According to Washington Woman, soaps today are often customized to fit various skin needs such as providing moisture or treating acne. Cleansing bars have become more popular in recent years. Reading the soap’s label gives many clues to the chemicals in the product and for which of these skin types and body parts it works best:
1. Oily or prone to acne. You should be on the lookout for soaps containing salicylic acid, a beta hydroxyl acid that sloughs off dead skin cells that could clog your pores. Soaps with benzoyl peroxide help to dry up pimples. While these ingredients are typically used on the face, Joshua Fox, M.D., a spokesman for the American Academy of Dermatology, says you can use them on other parts of the body prone to breakouts or oiliness.
2. Dry skin. Look for mild soaps marked “superfatted.” They have moisturizing ingredients to avoid pulling the natural moisture out of the skin on your face and elsewhere on the body. Good ingredients for this type of skin include shea butter, glycerin and vitamin E, all of which add moisture while cleansing. You can also use a light, oil-free moisturizing with them to avoid clogging your pores, Washington Woman reports.
3. Sensitive skin. You need a hypoallergenic soap. This term merely means the product has fewer ingredients known to generate allergic skin reactions than other soaps do. For this type of skin, make sure to use only lukewarm water, steer clear of too much lather and scrubbing and rinse well to avoid irritation.
4. Normal skin. Lucky you. You have a choice of a variety of soaps. If your skin feels irritated, shop for a soap containing lavender. When you need to exfoliate or feel itchy, look for a product containing oatmeal. If your skin type changes from time to time, pamper it by switching to a soap that matches the new condition.
While some people are able to use the same soap on the body as the product they purchase for their face, others find this doesn’t work because their body skin is a different type. If you prefer a deodorant soap, use it on areas most likely to produce odor but avoid your face and neck, which have sensitive skin.

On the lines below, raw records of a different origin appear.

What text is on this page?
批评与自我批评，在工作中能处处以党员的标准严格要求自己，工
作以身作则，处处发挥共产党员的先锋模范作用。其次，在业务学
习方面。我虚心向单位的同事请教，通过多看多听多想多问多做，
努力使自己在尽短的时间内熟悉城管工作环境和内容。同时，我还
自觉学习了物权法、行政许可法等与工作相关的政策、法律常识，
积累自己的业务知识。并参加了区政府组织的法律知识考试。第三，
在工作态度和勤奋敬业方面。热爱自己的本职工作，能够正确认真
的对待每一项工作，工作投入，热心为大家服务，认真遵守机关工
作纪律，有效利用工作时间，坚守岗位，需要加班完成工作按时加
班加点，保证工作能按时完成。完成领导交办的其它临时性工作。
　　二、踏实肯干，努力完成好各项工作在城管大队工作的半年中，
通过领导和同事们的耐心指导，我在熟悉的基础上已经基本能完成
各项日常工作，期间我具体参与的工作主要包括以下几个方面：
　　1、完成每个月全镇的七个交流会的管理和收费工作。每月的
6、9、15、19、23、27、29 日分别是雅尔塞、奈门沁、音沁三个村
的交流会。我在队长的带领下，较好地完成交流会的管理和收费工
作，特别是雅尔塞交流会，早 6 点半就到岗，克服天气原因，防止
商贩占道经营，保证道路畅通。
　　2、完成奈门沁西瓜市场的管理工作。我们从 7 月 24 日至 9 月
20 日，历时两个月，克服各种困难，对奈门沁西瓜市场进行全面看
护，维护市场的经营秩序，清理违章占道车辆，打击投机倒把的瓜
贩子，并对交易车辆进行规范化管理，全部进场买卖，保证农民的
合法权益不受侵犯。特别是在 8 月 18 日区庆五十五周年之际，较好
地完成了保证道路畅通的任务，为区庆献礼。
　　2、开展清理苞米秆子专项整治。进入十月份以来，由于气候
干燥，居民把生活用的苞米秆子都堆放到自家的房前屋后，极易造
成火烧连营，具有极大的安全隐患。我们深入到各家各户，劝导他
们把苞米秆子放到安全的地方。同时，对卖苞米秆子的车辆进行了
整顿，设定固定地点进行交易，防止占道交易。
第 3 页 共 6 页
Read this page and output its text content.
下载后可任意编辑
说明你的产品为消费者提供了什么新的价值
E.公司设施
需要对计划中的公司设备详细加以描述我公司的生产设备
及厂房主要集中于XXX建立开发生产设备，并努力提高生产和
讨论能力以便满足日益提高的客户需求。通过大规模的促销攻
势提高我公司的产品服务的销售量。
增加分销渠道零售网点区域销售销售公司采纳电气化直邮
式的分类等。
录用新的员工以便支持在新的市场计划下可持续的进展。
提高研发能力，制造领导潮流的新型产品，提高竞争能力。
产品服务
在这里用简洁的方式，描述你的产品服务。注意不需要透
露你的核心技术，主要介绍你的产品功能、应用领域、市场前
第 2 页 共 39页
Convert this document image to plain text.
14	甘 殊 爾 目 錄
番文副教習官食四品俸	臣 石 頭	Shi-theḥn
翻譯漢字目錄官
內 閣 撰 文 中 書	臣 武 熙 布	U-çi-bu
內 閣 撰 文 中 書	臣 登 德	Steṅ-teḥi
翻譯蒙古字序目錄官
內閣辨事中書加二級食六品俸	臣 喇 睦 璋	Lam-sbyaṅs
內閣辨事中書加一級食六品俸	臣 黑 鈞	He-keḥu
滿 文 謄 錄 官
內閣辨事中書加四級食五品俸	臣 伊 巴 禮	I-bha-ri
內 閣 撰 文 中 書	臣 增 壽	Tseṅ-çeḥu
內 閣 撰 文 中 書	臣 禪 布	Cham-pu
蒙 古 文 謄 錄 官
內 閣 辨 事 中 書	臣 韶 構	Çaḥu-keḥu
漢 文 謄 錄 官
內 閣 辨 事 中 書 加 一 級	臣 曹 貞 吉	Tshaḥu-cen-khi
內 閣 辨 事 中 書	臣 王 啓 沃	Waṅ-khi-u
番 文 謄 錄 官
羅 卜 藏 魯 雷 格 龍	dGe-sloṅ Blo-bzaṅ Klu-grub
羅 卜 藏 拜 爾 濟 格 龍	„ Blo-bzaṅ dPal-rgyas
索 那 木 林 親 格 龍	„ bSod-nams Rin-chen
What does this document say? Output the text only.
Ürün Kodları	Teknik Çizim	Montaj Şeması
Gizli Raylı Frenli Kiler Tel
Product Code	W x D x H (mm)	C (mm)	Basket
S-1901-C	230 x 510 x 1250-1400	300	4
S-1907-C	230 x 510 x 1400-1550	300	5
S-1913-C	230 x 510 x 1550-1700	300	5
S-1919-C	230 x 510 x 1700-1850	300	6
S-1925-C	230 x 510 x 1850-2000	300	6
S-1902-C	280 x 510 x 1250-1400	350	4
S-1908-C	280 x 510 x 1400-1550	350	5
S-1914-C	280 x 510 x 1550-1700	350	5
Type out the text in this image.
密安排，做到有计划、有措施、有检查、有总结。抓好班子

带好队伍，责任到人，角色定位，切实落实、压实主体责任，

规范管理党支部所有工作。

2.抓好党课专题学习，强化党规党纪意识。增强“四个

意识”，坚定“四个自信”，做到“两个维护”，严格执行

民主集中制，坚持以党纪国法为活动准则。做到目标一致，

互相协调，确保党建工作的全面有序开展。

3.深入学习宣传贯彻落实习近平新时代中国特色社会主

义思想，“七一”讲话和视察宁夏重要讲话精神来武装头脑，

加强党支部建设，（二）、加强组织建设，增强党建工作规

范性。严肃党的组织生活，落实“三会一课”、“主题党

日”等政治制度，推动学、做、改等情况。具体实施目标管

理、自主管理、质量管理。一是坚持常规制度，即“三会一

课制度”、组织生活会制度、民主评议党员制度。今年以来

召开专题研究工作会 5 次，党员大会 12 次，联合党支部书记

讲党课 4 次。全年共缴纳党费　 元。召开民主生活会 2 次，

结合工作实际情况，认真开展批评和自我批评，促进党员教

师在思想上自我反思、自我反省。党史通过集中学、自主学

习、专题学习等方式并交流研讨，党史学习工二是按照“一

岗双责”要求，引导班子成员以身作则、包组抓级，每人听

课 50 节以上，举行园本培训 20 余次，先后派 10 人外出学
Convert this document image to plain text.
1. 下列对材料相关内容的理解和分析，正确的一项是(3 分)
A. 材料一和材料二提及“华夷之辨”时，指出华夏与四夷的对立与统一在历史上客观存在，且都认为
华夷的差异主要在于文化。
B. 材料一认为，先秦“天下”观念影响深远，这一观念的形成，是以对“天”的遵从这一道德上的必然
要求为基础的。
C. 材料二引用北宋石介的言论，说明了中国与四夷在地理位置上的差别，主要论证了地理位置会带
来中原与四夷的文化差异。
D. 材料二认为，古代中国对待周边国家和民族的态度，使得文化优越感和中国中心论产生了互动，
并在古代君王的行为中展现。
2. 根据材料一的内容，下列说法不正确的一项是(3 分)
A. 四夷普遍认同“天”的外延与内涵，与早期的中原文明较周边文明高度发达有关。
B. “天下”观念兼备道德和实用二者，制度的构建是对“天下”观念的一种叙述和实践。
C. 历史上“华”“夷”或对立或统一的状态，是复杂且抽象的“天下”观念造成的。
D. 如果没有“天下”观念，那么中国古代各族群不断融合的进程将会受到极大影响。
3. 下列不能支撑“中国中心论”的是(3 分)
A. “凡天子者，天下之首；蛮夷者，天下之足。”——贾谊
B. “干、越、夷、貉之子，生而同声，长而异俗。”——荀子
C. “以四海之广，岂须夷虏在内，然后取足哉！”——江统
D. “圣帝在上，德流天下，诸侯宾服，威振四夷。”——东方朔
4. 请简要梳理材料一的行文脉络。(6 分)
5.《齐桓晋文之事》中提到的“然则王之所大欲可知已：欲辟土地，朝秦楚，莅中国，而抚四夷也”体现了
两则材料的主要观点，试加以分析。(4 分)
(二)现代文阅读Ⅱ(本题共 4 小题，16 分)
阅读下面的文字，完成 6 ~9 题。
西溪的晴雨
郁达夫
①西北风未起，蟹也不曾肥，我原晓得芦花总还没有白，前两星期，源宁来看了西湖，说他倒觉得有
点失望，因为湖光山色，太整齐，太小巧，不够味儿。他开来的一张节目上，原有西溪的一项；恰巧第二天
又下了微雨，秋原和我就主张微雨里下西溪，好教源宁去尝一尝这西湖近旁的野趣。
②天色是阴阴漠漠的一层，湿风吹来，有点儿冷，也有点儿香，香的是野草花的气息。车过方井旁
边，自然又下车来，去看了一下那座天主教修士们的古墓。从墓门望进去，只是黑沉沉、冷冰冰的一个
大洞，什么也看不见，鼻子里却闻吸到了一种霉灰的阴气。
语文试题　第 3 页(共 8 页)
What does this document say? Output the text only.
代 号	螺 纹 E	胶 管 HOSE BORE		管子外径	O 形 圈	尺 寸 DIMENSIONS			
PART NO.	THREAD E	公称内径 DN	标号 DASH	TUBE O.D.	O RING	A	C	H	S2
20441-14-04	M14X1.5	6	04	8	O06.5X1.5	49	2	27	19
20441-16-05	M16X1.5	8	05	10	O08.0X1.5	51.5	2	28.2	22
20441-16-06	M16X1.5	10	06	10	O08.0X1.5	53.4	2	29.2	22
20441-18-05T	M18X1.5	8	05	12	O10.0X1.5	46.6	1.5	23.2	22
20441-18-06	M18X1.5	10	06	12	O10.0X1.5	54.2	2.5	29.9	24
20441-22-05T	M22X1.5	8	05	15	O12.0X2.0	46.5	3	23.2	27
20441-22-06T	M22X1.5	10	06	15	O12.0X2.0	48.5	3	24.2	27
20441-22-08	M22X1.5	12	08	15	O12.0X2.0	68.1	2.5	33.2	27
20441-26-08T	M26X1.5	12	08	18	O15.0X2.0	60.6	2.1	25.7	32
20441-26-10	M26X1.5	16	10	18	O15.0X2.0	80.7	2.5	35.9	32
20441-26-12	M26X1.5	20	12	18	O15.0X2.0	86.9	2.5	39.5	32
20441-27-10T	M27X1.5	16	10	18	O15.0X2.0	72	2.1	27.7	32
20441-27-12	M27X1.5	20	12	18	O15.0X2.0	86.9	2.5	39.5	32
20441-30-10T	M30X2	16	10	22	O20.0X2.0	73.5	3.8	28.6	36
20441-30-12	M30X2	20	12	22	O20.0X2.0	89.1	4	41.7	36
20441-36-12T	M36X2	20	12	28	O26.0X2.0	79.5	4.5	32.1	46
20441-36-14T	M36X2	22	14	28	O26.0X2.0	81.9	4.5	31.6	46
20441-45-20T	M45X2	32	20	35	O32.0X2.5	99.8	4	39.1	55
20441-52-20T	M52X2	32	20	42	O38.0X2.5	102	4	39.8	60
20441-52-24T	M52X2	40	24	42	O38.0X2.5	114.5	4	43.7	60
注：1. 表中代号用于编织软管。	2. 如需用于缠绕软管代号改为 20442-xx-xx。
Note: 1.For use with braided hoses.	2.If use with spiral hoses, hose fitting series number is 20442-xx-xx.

Fox indicates that there’s a marked difference between scented and deodorant soaps. Scented soaps, many of which are manufactured with herbal or natural fragrances, are often easier on sensitive areas of your body because they lack deodorizing agents.
He also suggests that it’s unnecessary to use antibacterial soaps when washing your hands and goes so far as to say that using them might be harmful. He adds that the chemicals that furnish the antibacterial effect can be drying as well as harsh to the skin. Researchers are also currently studying whether the overuse of antibacterials soaps might make an individual more susceptible to resistant bacteria.